1122. 水循環はグローバルコモンズである
世界は洪水・干ばつなどの水災害の頻発化に直面しており、このような水循環バランスが崩れた事態は、人類史上初めてといえます。全ての人々にとって公平で持続可能な未来の実現には、水循環の安定性の復元が喫緊の課題です。
水の経済学に関するグローバル委員会(Global Commission on the Economics of Water)は、水循環をグローバルコモンズとして認識することの重要性を訴えました。
水の使用と供給の両方を根本的に変革するには、縦割りのセクター別の考え方から、ブルーウォーター(河川水や地下水など、かんがいの元となる水)およびグリーンウォーター(植物が利用する土の中の水)の両方を含む水循環全体に対する経済全体のアプローチへのシフトが必要です。GCEWは、安全で公正な水の未来に向け、①食料システムの新革命・②グリーンウォーター維持に必要な自然生態系の保全回復・③循環経済の構築・④集約的水利用を緩和するクリーンエネルギーとAI利用促進・⑤2030年までに安全でない水を原因とした幼児死亡の撲滅、の5つのミッションを提案しています。①について、以下にまとめます。

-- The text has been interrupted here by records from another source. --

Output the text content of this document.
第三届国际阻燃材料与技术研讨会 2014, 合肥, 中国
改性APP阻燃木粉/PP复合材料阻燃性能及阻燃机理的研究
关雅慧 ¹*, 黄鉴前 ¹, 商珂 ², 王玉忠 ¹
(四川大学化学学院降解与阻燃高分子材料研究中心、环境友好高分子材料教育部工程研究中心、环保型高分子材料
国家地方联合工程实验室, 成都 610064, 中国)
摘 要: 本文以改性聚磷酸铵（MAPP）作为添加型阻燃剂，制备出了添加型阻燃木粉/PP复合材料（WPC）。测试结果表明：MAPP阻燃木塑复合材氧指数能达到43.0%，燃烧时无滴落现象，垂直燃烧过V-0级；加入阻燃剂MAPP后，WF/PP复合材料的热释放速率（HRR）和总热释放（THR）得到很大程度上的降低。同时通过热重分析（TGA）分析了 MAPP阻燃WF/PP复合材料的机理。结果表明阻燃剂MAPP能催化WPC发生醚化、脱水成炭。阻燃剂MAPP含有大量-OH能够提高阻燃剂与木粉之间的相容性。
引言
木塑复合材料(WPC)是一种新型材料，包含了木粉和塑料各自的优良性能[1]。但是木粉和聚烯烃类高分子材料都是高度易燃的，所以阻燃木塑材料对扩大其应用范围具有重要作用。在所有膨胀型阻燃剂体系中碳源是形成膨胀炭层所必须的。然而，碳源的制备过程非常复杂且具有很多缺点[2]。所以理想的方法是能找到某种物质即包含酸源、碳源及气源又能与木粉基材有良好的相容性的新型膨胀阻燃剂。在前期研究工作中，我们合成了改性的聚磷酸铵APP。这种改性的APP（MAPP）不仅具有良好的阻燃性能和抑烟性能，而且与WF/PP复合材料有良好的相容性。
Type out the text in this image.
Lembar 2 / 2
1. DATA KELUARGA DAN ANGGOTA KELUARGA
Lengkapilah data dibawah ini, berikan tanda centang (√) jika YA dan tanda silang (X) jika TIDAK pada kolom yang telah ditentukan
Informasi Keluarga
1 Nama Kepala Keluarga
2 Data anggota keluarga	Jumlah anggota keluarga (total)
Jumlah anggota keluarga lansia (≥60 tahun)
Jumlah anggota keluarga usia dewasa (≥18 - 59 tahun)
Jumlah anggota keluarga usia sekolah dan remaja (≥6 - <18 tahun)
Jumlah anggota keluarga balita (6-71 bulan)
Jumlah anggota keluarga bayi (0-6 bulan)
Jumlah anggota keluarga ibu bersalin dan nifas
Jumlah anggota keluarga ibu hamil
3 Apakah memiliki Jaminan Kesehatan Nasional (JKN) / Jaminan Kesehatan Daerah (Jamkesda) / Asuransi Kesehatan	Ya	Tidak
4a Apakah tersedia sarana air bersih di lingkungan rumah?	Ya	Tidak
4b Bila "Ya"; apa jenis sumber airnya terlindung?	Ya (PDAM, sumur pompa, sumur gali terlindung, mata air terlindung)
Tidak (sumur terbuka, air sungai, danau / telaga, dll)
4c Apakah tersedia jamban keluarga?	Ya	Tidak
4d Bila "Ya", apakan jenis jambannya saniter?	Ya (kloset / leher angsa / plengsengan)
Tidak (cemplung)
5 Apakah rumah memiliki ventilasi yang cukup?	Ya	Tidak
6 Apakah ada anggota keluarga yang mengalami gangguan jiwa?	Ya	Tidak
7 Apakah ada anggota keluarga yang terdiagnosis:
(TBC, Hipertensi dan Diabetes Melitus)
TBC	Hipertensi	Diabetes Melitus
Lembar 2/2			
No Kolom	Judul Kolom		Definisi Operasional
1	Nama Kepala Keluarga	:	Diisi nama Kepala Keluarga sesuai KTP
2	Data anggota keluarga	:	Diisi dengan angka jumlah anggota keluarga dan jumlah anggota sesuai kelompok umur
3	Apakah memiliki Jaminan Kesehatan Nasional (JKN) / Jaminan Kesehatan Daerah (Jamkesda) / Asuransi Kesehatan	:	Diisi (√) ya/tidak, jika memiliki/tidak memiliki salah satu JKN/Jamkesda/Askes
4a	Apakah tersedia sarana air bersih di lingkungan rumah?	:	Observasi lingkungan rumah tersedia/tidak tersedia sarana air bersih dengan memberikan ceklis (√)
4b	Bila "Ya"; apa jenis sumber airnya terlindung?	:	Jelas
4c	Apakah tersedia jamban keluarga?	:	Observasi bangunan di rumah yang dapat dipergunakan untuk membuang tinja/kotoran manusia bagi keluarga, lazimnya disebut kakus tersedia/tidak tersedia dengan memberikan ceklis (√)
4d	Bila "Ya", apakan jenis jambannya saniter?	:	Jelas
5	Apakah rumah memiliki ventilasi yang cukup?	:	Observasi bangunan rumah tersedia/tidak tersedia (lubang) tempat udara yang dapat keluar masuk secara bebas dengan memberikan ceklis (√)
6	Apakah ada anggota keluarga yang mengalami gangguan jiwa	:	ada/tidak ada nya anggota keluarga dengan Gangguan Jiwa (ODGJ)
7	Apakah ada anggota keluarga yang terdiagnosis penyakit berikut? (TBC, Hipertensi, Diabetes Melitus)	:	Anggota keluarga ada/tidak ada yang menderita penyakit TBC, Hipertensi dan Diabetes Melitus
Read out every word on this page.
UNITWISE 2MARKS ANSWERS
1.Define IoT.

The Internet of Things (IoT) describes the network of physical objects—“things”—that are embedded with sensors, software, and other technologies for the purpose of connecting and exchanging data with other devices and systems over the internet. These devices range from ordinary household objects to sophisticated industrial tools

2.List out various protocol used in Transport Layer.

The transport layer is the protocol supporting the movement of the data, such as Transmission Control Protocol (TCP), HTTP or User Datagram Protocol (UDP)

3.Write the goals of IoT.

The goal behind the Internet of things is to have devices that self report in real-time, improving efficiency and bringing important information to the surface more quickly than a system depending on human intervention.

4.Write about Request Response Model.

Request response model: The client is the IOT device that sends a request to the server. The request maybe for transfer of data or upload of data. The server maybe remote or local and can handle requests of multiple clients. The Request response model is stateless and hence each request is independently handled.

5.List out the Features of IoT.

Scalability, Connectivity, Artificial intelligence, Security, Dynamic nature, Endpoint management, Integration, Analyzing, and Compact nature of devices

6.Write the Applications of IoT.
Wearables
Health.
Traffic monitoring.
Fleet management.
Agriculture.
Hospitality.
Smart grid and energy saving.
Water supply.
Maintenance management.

半世紀以上前の緑の革命は、収量を大幅に増加させ、多くの人々を貧困から救い出しました。私たちは今、大量の水と窒素肥料に依存する農業の在り方を再構築し、地球の健康を維持しながら、農家の収入を向上し、全ての人々に栄養ある食を提供するために、改めて農業における大きな変革を必要としています。そのために、水の生産性、つまり水一滴あたりの収量を最大化すること、そして土壌水分の保持において、抜本的な進歩を達成する必要があります。
それを可能にするには、伝統的な農家に対する小規模灌漑技術へのアクセスを拡大し、気候変動に強靭な品種と作付パターンを導入することが求められます。増大する食料需要を満たすために、今後数十年間に灌漑を拡大する必要がありますが、以上の対策を組み合わせることで、2050年までに灌漑水消費量を4分の1以上節約できると推定されています。
最善の成果を達成するには、以上の対策を規制措置と組み合わせ、取水量を抑制する必要があります。このことにより、節約された水を拡大する灌漑地域に配分する一方、水集約的な作物に使用されないようにする必要があります。
さらに、土壌中の有機炭素の貯留や土壌水分の保持など、土壌の健全性維持を目指す再生農業システムの採用を大幅に強化する必要があります。これらのシステムを達成するためには、大規模な農産業部門に働きかけてサプライチェーンを変革するとともに、再生可能な農産物の需要を高め、持続可能な伝統技術を回復するための農家中心のソリューションを創出する必要があります。
同時に、私たちは水を大量に消費する食品への依存を減らす必要があります。2050年までに、特に赤身肉や乳製品の消費量が多い高所得国において、食生活における植物由来食品の割合を約30%にまで増やすことを目指すべきです。これを世界的に実現することは野心的であり、消費者の習慣を変えるには時間がかかりますが、必要なことです。